One of the inevitabilities of writing an art blog is that one is always on the look-out for works that are not just interesting but will also provide a good photograph. But they are not necessarily the same. Sometimes really interesting works don’t photograph well at all; sometimes photographs jack up a piece of work a few notches higher than you feel it strictly deserves. And sometimes, the knowledge that the photograph is likely to be striking can make it difficult to decide what you think of the real thing.

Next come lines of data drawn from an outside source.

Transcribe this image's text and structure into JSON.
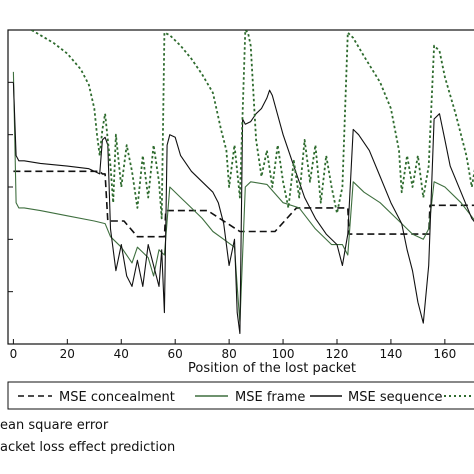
{
  "chart_data": {
    "type": "line",
    "xlabel": "Position of the lost packet",
    "ylabel": "",
    "xlim": [
      -2,
      176
    ],
    "ylim": [
      -6,
      0
    ],
    "xticks": [
      0,
      20,
      40,
      60,
      80,
      100,
      120,
      140,
      160
    ],
    "grid": false,
    "legend_position": "bottom",
    "series": [
      {
        "name": "MSE concealment",
        "style": "dashed",
        "color": "#111111",
        "x": [
          0,
          32,
          33,
          34,
          35,
          40,
          41,
          46,
          46.5,
          56,
          56.5,
          70,
          72,
          84,
          84.5,
          96,
          97,
          105,
          106,
          124,
          124.5,
          139,
          140,
          154,
          154.5,
          166,
          167,
          176
        ],
        "y": [
          -2.7,
          -2.7,
          -2.75,
          -2.75,
          -3.65,
          -3.65,
          -3.65,
          -3.95,
          -3.95,
          -3.95,
          -3.45,
          -3.45,
          -3.45,
          -3.85,
          -3.85,
          -3.85,
          -3.85,
          -3.4,
          -3.4,
          -3.4,
          -3.9,
          -3.9,
          -3.9,
          -3.9,
          -3.35,
          -3.35,
          -3.35,
          -3.35
        ]
      },
      {
        "name": "MSE frame",
        "style": "solid",
        "color": "#3f6f3f",
        "x": [
          0,
          1,
          2,
          4,
          10,
          20,
          30,
          34,
          36,
          40,
          44,
          46,
          48,
          50,
          52,
          54,
          56,
          58,
          62,
          66,
          70,
          74,
          78,
          82,
          83,
          84,
          86,
          88,
          94,
          100,
          106,
          112,
          118,
          122,
          124,
          126,
          130,
          136,
          142,
          148,
          152,
          154,
          156,
          160,
          166,
          172,
          176
        ],
        "y": [
          -0.8,
          -3.3,
          -3.4,
          -3.4,
          -3.45,
          -3.55,
          -3.65,
          -3.7,
          -3.95,
          -4.15,
          -4.45,
          -4.15,
          -4.25,
          -4.35,
          -4.7,
          -4.2,
          -4.3,
          -3.0,
          -3.2,
          -3.4,
          -3.6,
          -3.85,
          -4.0,
          -4.15,
          -4.9,
          -5.6,
          -3.0,
          -2.9,
          -2.95,
          -3.3,
          -3.4,
          -3.8,
          -4.1,
          -4.1,
          -4.3,
          -2.9,
          -3.1,
          -3.3,
          -3.6,
          -3.9,
          -4.0,
          -3.8,
          -2.9,
          -3.0,
          -3.3,
          -3.7,
          -4.1
        ]
      },
      {
        "name": "MSE sequence",
        "style": "solid",
        "color": "#111111",
        "x": [
          0,
          1,
          2,
          4,
          10,
          20,
          28,
          30,
          32,
          33,
          34,
          35,
          36,
          38,
          40,
          42,
          44,
          46,
          48,
          50,
          52,
          54,
          55,
          56,
          57,
          58,
          60,
          62,
          66,
          70,
          74,
          76,
          78,
          80,
          82,
          83,
          84,
          85,
          86,
          88,
          90,
          92,
          94,
          95,
          96,
          100,
          104,
          108,
          112,
          116,
          120,
          122,
          124,
          126,
          128,
          132,
          136,
          140,
          144,
          146,
          148,
          150,
          152,
          154,
          156,
          158,
          160,
          162,
          166,
          170,
          176
        ],
        "y": [
          -1.0,
          -2.4,
          -2.5,
          -2.5,
          -2.55,
          -2.6,
          -2.65,
          -2.7,
          -2.75,
          -2.1,
          -2.05,
          -2.2,
          -3.8,
          -4.6,
          -4.1,
          -4.7,
          -4.9,
          -4.4,
          -4.9,
          -4.1,
          -4.5,
          -4.9,
          -4.2,
          -5.4,
          -2.2,
          -2.0,
          -2.05,
          -2.4,
          -2.7,
          -2.9,
          -3.1,
          -3.3,
          -3.7,
          -4.5,
          -4.0,
          -5.4,
          -5.8,
          -1.7,
          -1.8,
          -1.75,
          -1.6,
          -1.5,
          -1.3,
          -1.15,
          -1.25,
          -2.0,
          -2.6,
          -3.2,
          -3.6,
          -3.9,
          -4.1,
          -4.5,
          -3.9,
          -1.9,
          -2.0,
          -2.3,
          -2.8,
          -3.3,
          -3.7,
          -4.2,
          -4.6,
          -5.2,
          -5.6,
          -4.5,
          -1.7,
          -1.6,
          -2.1,
          -2.6,
          -3.1,
          -3.6,
          -4.0
        ]
      },
      {
        "name": "",
        "style": "dotted",
        "color": "#2e6b2e",
        "x": [
          0,
          5,
          10,
          15,
          20,
          25,
          28,
          30,
          31,
          32,
          33,
          34,
          36,
          37,
          38,
          40,
          42,
          44,
          46,
          48,
          50,
          52,
          54,
          55,
          56,
          58,
          62,
          66,
          70,
          74,
          77,
          79,
          80,
          82,
          84,
          86,
          87,
          88,
          90,
          92,
          94,
          96,
          98,
          100,
          102,
          104,
          106,
          108,
          110,
          112,
          114,
          116,
          118,
          120,
          122,
          124,
          126,
          130,
          136,
          140,
          143,
          144,
          146,
          148,
          150,
          152,
          154,
          156,
          158,
          160,
          164,
          168,
          170,
          172,
          176
        ],
        "y": [
          0.15,
          0.05,
          -0.1,
          -0.25,
          -0.45,
          -0.75,
          -1.05,
          -1.5,
          -2.0,
          -2.4,
          -1.9,
          -1.6,
          -2.6,
          -3.3,
          -2.0,
          -3.0,
          -2.2,
          -2.7,
          -3.4,
          -2.4,
          -3.2,
          -2.2,
          -2.9,
          -3.6,
          -0.05,
          -0.1,
          -0.3,
          -0.55,
          -0.85,
          -1.2,
          -1.9,
          -2.3,
          -3.0,
          -2.2,
          -3.2,
          -0.0,
          -0.05,
          -0.3,
          -2.1,
          -2.8,
          -2.3,
          -3.0,
          -2.2,
          -2.9,
          -3.4,
          -2.5,
          -3.2,
          -2.1,
          -2.9,
          -2.2,
          -3.3,
          -2.4,
          -3.0,
          -3.5,
          -3.0,
          -0.05,
          -0.15,
          -0.5,
          -1.0,
          -1.5,
          -2.3,
          -3.1,
          -2.4,
          -3.0,
          -2.4,
          -3.2,
          -2.6,
          -0.3,
          -0.4,
          -0.9,
          -1.6,
          -2.4,
          -3.0,
          -2.4,
          -3.2
        ]
      }
    ]
  },
  "legend": {
    "items": [
      {
        "label": "MSE concealment",
        "style": "dashed",
        "color": "#111111"
      },
      {
        "label": "MSE frame",
        "style": "solid",
        "color": "#3f6f3f"
      },
      {
        "label": "MSE sequence",
        "style": "solid",
        "color": "#111111"
      },
      {
        "label": "",
        "style": "dotted",
        "color": "#2e6b2e"
      }
    ]
  },
  "notes": {
    "line1": "ean square error",
    "line2": "acket loss effect prediction"
  }
}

One of the things I like to do from time to time is to concentrate on an area and visit as many galleries as I can without any plan other than to see what is there. Recently, after wandering around ten in the Shoreditch area, I discovered Raze Bloom by Rachael Champion in the Hales Gallery. After seeing various paintings of varying shapes and sizes, some good, some to my mind not good at all, it came as both a surprise and a relief. Too many paintings in one morning can be indigestible. I could see at once that Raze Bloom would make an interesting photographs. But was I actually convinced by it as a work?

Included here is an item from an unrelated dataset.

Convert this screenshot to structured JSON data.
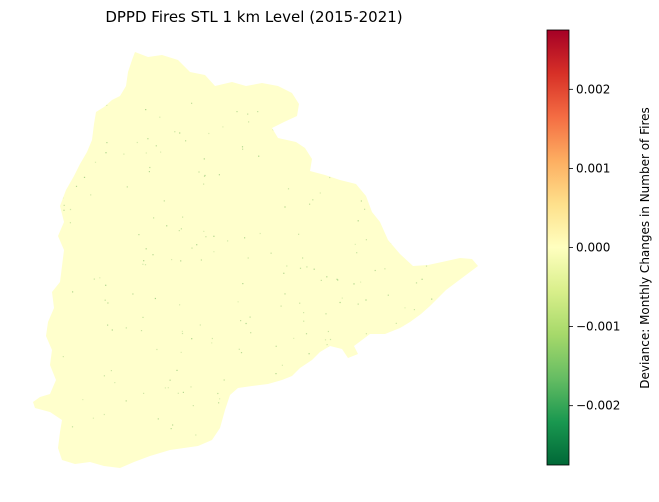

To start with, I wasn’t sure. Although a surprise to find healthy green grass in a gallery room without windows, and realise that the artist has created a synthetic eco system, you are still left with a display that would not turn heads in the local garden centre. Coming to think of it, if you knew where to look, you would, no doubt, find healthy grass of an entirely different kind growing under artificial lights in other windowless rooms across the capital. So perhaps it was not particularly remarkable.

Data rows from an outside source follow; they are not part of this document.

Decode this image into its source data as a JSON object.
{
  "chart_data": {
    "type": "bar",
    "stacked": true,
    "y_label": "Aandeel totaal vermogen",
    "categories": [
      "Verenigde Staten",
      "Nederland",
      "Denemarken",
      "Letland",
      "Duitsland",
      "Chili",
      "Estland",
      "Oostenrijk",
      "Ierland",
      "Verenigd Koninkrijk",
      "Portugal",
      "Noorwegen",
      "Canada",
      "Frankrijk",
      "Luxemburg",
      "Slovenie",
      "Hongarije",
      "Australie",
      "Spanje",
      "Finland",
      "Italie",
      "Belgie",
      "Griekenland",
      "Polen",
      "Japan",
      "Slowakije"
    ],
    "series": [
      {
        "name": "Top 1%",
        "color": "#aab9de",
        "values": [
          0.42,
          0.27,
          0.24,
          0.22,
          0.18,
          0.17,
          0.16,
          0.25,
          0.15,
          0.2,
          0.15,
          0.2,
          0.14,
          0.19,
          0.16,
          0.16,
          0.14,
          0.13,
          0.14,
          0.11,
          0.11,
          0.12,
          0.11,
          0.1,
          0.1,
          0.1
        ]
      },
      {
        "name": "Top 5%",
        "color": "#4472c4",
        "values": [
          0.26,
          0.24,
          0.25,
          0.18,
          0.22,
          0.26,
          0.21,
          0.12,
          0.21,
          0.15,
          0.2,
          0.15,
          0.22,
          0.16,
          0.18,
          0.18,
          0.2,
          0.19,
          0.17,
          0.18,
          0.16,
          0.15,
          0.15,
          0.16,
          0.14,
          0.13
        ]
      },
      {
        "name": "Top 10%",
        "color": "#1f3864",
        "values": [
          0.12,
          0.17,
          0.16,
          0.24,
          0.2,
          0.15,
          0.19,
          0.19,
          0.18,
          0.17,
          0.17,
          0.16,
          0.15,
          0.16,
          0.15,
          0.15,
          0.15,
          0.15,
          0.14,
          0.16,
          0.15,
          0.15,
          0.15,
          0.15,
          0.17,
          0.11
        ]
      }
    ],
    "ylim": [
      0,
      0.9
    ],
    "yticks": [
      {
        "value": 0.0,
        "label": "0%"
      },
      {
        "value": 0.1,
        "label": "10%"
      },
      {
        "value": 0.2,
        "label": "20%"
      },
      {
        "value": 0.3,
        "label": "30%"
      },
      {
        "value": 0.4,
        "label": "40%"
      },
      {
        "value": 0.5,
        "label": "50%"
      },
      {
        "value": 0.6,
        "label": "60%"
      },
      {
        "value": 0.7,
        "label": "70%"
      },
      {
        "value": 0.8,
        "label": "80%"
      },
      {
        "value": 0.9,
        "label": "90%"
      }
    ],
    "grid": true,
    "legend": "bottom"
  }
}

But despite this initial scepticism, the work continued to stay with me as did the exhibition as a whole. Cleverly curated, it brings together the works of three artists and explores the relationship we have with the environment, the natural and the artificial. The utilitarian nature of Raze Bloom was surely part of the point; created out of industrial materials, it is a commentary on the way that neighbourhoods are razed to make way for new rapidly built construction. It reminded me of the Joni Mitchell song, “they paved paradise and put up a parking lot… hey took all the trees. Put ’em in a tree museum. And they charged the people. A dollar and a half just to see ’em”
Raze Bloom was central but needed the other works to highlight the changes that happen over quite a short period of time. On the wall is a video by Rachel Pimm, Rubber, showing the harvesting and creation of rubber as it turns from a plant to a product. The film is beautifully shot and the soundtrack, which you hear through a headset, amplifies the sounds of production so that you notice the drips and sloshes as the liquid latex is harvested and eventually turned into sheets of rubber. It appears quite romantic but it would not always have been so; this was once industry but the natural product is now increasingly replaced by the synthetic.
Also included in the exhibition are beautiful and poignant photographs of Agnes Denes’ Wheatfield Project. This took place in 1982 when Denes with the help of volunteers cleared a site in the centre of the city, bringing in topsoil to create a two acre wheat-field in the heart of Manhattan. Her stated aim at the time was “to call people’s attention to having to rethink their priorities.” and she explained that the project grew “out of a long-standing concern and need to call attention to our misplaced priorities and deteriorating human values.”
Deane succeeded in harvesting a thousand pounds of the grain. In the photographs you can see the crop ripening in the middle of the busy city. In the back ground the twin towers are still standing. At the time it must have seemed near miraculous to have succeeded. Now looking back at those photographs taken thirty three years ago, it already feels as though we are looking at a gentler and more optimistic time. Meanwhile, Raze Bloom seems to be looking towards a harsher future.